Элли не смогла сдержать смех.
– Ладно, подруга, считай, что это лекарство. Опять же, там сахар. А тебе нужны углеводы. Вот.
Заставив Мэдлин проглотить таблетки, Милли помогла ей улечься набок.
– Как себя чувствуешь?
Стуча зубами, Мэдлин проговорила:
– Х-хуево.
Милли подоткнула ей одеяло, потом нашла еще одно.
– Тут где-то лежат бутылки с кипятком, – сказала она Кейт. – Принеси мне парочку. – Посмотрев на Элли, она пожала плечами. – Делаем, что в наших силах.

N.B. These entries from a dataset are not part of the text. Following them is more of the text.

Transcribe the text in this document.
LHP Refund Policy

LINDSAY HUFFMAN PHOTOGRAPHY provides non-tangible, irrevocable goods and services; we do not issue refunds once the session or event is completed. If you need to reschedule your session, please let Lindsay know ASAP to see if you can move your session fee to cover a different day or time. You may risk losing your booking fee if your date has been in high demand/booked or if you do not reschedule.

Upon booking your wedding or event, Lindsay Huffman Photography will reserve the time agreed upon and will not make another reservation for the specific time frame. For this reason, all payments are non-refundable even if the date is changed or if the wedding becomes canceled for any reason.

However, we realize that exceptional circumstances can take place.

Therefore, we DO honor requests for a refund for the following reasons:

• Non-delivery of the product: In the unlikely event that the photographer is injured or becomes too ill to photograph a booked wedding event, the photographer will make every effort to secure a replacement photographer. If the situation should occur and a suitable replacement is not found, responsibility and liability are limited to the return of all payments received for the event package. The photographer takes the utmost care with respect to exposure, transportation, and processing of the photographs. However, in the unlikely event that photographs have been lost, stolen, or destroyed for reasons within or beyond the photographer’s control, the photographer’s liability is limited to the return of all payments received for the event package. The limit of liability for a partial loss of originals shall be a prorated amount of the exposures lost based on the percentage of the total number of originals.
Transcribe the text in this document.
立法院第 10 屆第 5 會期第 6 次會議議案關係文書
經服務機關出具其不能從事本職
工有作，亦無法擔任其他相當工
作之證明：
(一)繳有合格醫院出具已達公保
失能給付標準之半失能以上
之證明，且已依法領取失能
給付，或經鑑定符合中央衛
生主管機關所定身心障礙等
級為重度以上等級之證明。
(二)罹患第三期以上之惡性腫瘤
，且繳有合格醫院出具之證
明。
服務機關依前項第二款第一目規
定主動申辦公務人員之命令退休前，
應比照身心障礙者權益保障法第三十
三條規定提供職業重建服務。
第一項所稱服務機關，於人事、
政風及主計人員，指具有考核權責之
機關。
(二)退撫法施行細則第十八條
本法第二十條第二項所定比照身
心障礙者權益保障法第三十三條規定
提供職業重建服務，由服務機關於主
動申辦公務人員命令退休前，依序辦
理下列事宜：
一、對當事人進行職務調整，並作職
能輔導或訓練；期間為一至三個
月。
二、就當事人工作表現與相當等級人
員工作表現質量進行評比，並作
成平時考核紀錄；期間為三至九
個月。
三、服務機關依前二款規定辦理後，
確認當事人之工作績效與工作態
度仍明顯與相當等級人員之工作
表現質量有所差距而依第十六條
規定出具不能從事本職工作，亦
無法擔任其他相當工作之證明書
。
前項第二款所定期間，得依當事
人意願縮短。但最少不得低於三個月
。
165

– De profundis, – прошептала Мэдлин. Ее глаза снова закатились. – De profundis, Domine. Fiat lux. Fiat lux.
– О чем это она? – спросила Элли.
– Я бы сказала, что она говорит на языках[18], – ответила Милли, – но по-моему, это латынь.
– Похоже на то. – Ноэль наклонился, открыл рот, но не успел ничего сказать, как Мэдлин снова заговорила, на этот раз громче:
– Внизу, во тьме, в предвечной тьме. В глубинах Хаоса вижу их шевеление. Великаны. Тирсы. Они восстанут! Восстанут! Из Гиннунгагапа, с трупного берега Настрёнда, Ймир и его отродье, Вёрнир и Сурт, Восуд и Хирроккин, переходят Черную реку в поисках ненавистного света. Они восстанут! Восстанут! Из Дубноса, из Дома Донна, явятся Йсбаддаден и Кантриг Бвт, Бендит-и-Мамау с грозными кораниаидами у них в свите! Из Ганзира и Иркаллы придут Абзу, Тиамат, Эребос и Никс с сонмами акрабуамелу, чей взгляд – сама смерть! Тоху ва-боху. Тоху ва-боху. Внизу, в пасти Хаоса, Апеп, Тифон, Эвримедон, Айгайон предчувствуют окончательную смерть солнца! Из Бездны поднимаются Чернобог, Уиро, Лотан, Тлальтекухтли! В глубинном предвечном мраке обитают Унхцегила, Туннану, Фалак, Иллуянка! Из древней ночи приходят Вритра, Амацу-Микабоши, Батара Кала, Ниргали, Раван и маршируют легионы Кравьяда. Они поднимаются! Они поднимаются! Старые боги просыпаются, солнце умирает. Вода и твердь погибнут, и предвечная ночь наступит навсегда. De profundis, Domine! De profundis! Fiat lux! Fiat lux!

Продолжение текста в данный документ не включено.